WASHINGTON – A Republican-affiliated group said Monday it is launching a recall campaign, backed by unknown donors, to criminalize Democrats and their allies for being gentle by targeting progressive prosecutors.

It will initially focus on three prosecutors elected in 2019 in the affluent suburbs of Washington, northern Virginia, amid a national wave of pledges from Democrats to make law enforcement fairer and more humane.

The Virginians for Safe Communities group said the targets of the recall were Buta Biberaj of Loudoun County, Parisa Dehghani-Tafti of Arlington County and Steve Descano of Fairfax County, all of whom are Commonwealth counsel.

The campaign is faced with uncertain prospects, starting with the clarification of signature collections and legal hurdles.

However, organizers identified it as part of a broader national push to capitalize on voter concerns over rising urban crime and a backlash against sentiment against the police.

“There is a time for all things politics, and now is the time to wake up people who are in favor of law enforcement,” said Sean D. Kennedy, a Republican agent and president of Virginians for Safe Communities. He called the Northern Virginia recall effort a “test case for a nationwide launch.”

He said the group raised more than $ 250,000 and received commitments of nearly another $ 500,000. He would not reveal the identity of the donors to the group, which is registered under a section of the Tax Code that allows nonprofit groups to protect their donors from disclosure.

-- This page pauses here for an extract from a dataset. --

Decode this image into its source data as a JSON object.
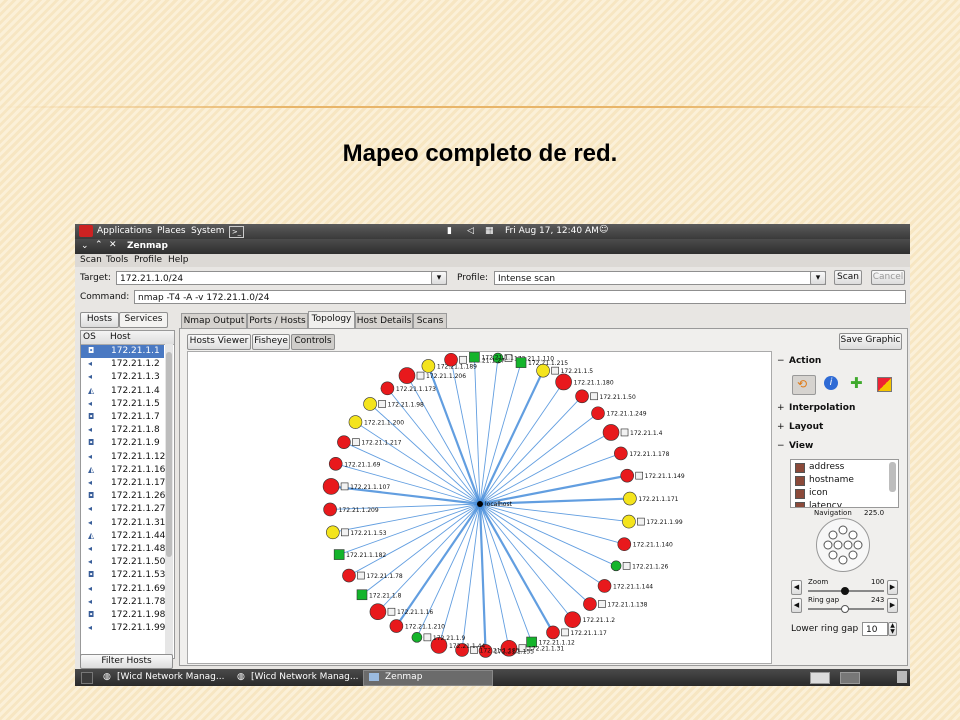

Mr. Kennedy, who has worked on Republican campaigns and committees, is an officer with the Law Enforcement Legal Defense Fund, but he said the new group is independent from them. Others involved in the new group include former FBI officer Steven L. Pomerantz and Ian D. Prior, who was appointed to the Justice Department during the Trump administration and previously worked on well-funded Republican political committees.

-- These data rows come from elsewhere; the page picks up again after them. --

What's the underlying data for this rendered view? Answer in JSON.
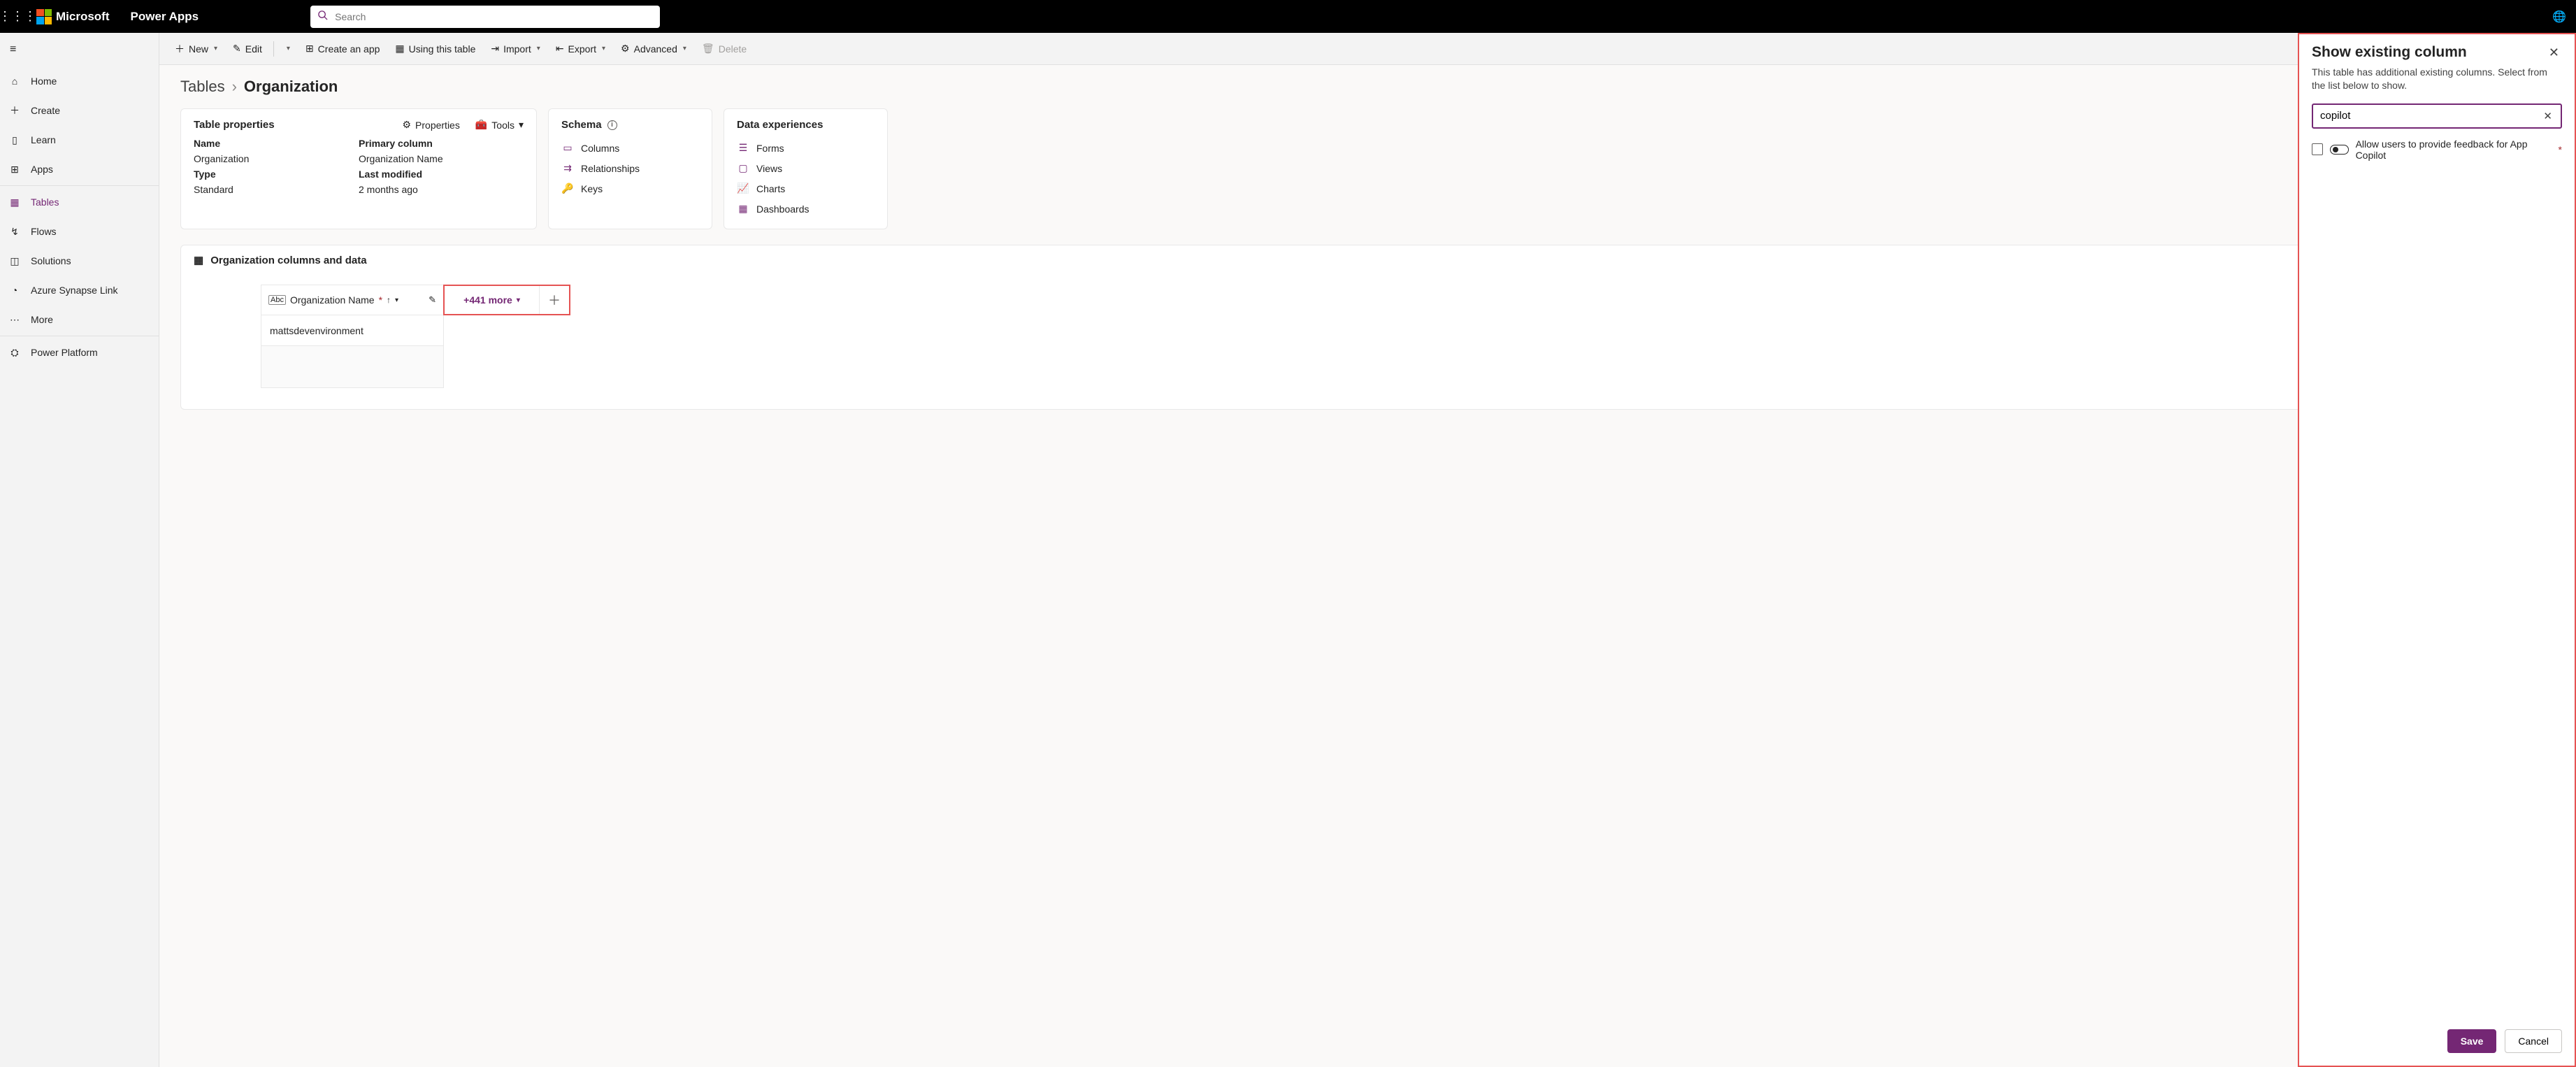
{
  "top": {
    "ms": "Microsoft",
    "app": "Power Apps",
    "search_placeholder": "Search"
  },
  "nav": {
    "home": "Home",
    "create": "Create",
    "learn": "Learn",
    "apps": "Apps",
    "tables": "Tables",
    "flows": "Flows",
    "solutions": "Solutions",
    "synapse": "Azure Synapse Link",
    "more": "More",
    "platform": "Power Platform"
  },
  "cmd": {
    "new": "New",
    "edit": "Edit",
    "create_app": "Create an app",
    "using_table": "Using this table",
    "import": "Import",
    "export": "Export",
    "advanced": "Advanced",
    "delete": "Delete"
  },
  "breadcrumb": {
    "root": "Tables",
    "leaf": "Organization"
  },
  "props_card": {
    "title": "Table properties",
    "properties": "Properties",
    "tools": "Tools",
    "name_lbl": "Name",
    "name_val": "Organization",
    "pc_lbl": "Primary column",
    "pc_val": "Organization Name",
    "type_lbl": "Type",
    "type_val": "Standard",
    "lm_lbl": "Last modified",
    "lm_val": "2 months ago"
  },
  "schema_card": {
    "title": "Schema",
    "columns": "Columns",
    "relationships": "Relationships",
    "keys": "Keys"
  },
  "dxp_card": {
    "title": "Data experiences",
    "forms": "Forms",
    "views": "Views",
    "charts": "Charts",
    "dashboards": "Dashboards"
  },
  "data_panel": {
    "title": "Organization columns and data",
    "col_name": "Organization Name",
    "more": "+441 more",
    "row0": "mattsdevenvironment"
  },
  "flyout": {
    "title": "Show existing column",
    "sub": "This table has additional existing columns. Select from the list below to show.",
    "search_value": "copilot",
    "result": "Allow users to provide feedback for App Copilot",
    "save": "Save",
    "cancel": "Cancel"
  }
}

Mr. Kennedy has used Virginians for Safe Communities as an antidote to a political committee funded by billionaire George Soros, a leading democratic donor. His group, Justice and Public Safety PAC, has spent millions of dollars in recent years to assist candidates in local prosecutorial elections who supported the decriminalization of marijuana, relaxation of bail rules, and other progressive-favored changes.

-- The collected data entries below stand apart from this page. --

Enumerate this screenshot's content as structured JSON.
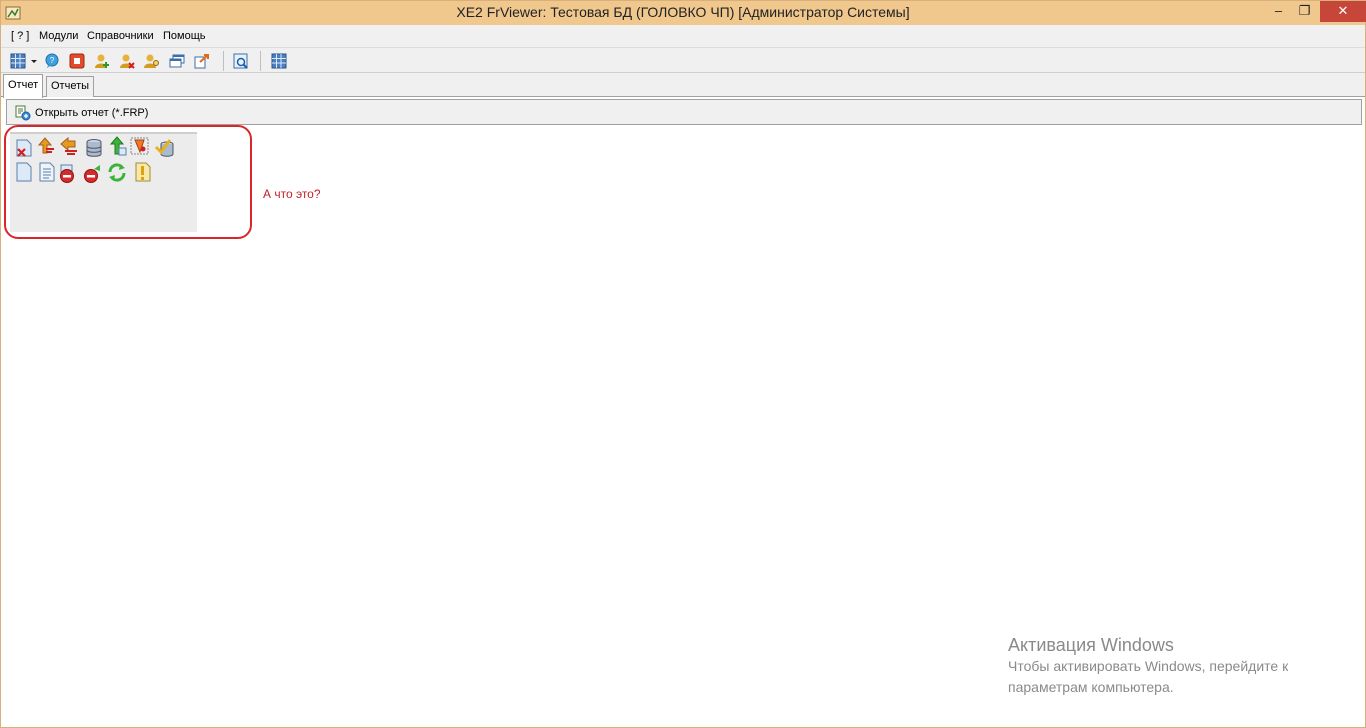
{
  "window": {
    "title": "XE2  FrViewer:   Тестовая БД (ГОЛОВКО ЧП) [Администратор Системы]",
    "controls": {
      "minimize": "‒",
      "maximize": "❐",
      "close": "✕"
    }
  },
  "menu": {
    "items": [
      "[ ? ]",
      "Модули",
      "Справочники",
      "Помощь"
    ]
  },
  "toolbar": {
    "icons": [
      "grid-dropdown-icon",
      "chat-icon",
      "stop-icon",
      "user-add-icon",
      "user-remove-icon",
      "key-users-icon",
      "windows-icon",
      "export-icon",
      "preview-icon",
      "table-icon"
    ]
  },
  "tabs": [
    {
      "label": "Отчет",
      "active": true
    },
    {
      "label": "Отчеты",
      "active": false
    }
  ],
  "page": {
    "open_report_label": "Открыть отчет (*.FRP)"
  },
  "icon_panel": {
    "row1": [
      "delete-doc-icon",
      "sort-icon",
      "sort-back-icon",
      "database-icon",
      "arrow-up-icon",
      "fire-icon",
      "check-icon"
    ],
    "row2": [
      "blank-doc-icon",
      "text-doc-icon",
      "stop-red-icon",
      "stop-arrow-icon",
      "refresh-icon",
      "warning-doc-icon"
    ]
  },
  "annotation": {
    "text": "А что это?",
    "color": "#c42128"
  },
  "activation": {
    "title": "Активация Windows",
    "line1": "Чтобы активировать Windows, перейдите к",
    "line2": "параметрам компьютера."
  },
  "colors": {
    "titlebar": "#f0c88e",
    "close_button": "#c7463a",
    "highlight": "#d8262a"
  }
}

The spending turned many of the races on their heads, which previously had drawn relatively little money and attention from major national interests.

Mr Soros’s representatives did not respond to a request for comment.

His PAC spent hundreds of thousands of dollars each in 2019 to support the campaigns of Ms. Dehghani-Tafti, Mr. Descano and Ms. Biberaj as they took office and promised a new approach to criminal justice.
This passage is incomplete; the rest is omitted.